Question

A man is known to speak truth 5 out of 7 times. He, the man , throws a fair dice and a number appears, What is the probability that the number appears , is an even number and the man lies it to be an odd number, at the same time?

Answer 1

Hint: They have given that the man speaks 5 times truth out of 7 times so find the probability that he speaks false through the true probability.

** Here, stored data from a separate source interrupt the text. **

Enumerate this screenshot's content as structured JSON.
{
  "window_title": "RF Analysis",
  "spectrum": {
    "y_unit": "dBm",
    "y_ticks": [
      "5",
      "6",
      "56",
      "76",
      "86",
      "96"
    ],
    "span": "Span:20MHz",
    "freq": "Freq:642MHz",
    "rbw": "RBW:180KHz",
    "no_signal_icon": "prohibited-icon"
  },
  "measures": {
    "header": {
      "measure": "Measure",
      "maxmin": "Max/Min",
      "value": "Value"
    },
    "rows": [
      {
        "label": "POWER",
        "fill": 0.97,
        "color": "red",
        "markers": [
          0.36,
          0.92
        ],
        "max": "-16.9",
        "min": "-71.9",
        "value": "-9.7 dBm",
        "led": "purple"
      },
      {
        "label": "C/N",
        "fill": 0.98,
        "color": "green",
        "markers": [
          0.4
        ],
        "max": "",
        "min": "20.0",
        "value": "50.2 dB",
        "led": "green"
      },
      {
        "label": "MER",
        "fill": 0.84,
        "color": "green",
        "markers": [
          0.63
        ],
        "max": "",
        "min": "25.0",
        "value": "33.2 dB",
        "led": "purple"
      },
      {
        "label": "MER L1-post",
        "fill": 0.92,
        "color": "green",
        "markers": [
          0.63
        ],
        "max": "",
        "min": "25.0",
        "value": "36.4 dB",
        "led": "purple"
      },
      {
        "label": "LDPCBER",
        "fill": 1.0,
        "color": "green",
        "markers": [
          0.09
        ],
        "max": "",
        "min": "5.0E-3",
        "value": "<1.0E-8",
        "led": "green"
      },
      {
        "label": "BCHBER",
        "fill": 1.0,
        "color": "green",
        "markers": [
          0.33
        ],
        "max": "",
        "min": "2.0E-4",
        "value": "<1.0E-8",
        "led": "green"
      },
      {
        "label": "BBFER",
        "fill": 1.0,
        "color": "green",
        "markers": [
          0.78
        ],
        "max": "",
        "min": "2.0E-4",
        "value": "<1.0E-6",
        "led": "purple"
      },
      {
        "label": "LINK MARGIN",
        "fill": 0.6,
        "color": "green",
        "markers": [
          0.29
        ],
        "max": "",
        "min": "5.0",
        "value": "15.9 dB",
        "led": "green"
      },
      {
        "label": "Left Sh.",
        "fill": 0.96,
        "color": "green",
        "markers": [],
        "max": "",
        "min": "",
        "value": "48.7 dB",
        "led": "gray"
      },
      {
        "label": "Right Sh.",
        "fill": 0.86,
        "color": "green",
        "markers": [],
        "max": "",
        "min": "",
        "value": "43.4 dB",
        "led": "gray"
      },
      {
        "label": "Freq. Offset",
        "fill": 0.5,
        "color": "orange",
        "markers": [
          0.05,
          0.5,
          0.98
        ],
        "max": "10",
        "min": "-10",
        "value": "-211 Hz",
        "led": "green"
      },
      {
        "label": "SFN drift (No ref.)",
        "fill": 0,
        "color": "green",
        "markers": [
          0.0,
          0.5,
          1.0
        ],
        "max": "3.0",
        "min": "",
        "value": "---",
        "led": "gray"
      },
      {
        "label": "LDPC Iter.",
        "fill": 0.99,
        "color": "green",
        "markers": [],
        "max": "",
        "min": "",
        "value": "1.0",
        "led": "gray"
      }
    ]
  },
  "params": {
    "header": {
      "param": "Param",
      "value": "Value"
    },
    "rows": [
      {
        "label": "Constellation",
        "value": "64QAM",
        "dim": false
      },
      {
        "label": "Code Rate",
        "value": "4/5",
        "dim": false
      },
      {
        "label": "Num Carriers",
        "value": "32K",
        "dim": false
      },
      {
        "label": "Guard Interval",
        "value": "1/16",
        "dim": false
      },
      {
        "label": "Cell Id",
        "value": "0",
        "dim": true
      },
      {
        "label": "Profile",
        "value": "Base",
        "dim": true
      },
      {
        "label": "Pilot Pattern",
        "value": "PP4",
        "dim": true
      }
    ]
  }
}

As it is a fair dice find the probability that the output number is an even number i.e. 2 or 4 or 6. As they asked that the both conditions should happen at the same time multiply both the probabilities in order to get the required answer.

Complete step by step answer:
Given that the man speaks 5 times truth out of 7 times
Which implies the probability that he lies will be (1-probability that he speaks truth)=$1 - \dfrac{5}{7}$ = $\dfrac{2}{7}$
Given that a fair dice is thrown one time ,
Which implies probability that the outcome is even number
i.e. Probability that the outcome is 2 or 4 or 6 out of 1, 2, 3, 4, 5, 6= $\dfrac{3}{6} = \dfrac{1}{2}$;
The question is asked for the probability that the outcome is even and he lies that it is an odd number.
Which implies the multiplication of probability that the outcome is even and probability that he is lying as an odd number.
i.e the answer will be $\dfrac{1}{2} \times \dfrac{2}{7} = \dfrac{1}{7}$
Therefore, the probability that the number appears , is an even number and the man lies it to be an odd number, at the same time

Note:
Read the question properly and confirm whether they said the man is lying it as an odd number of any number other than the resulted outcome. And check the condition whether they asked that at the same time or either one of them.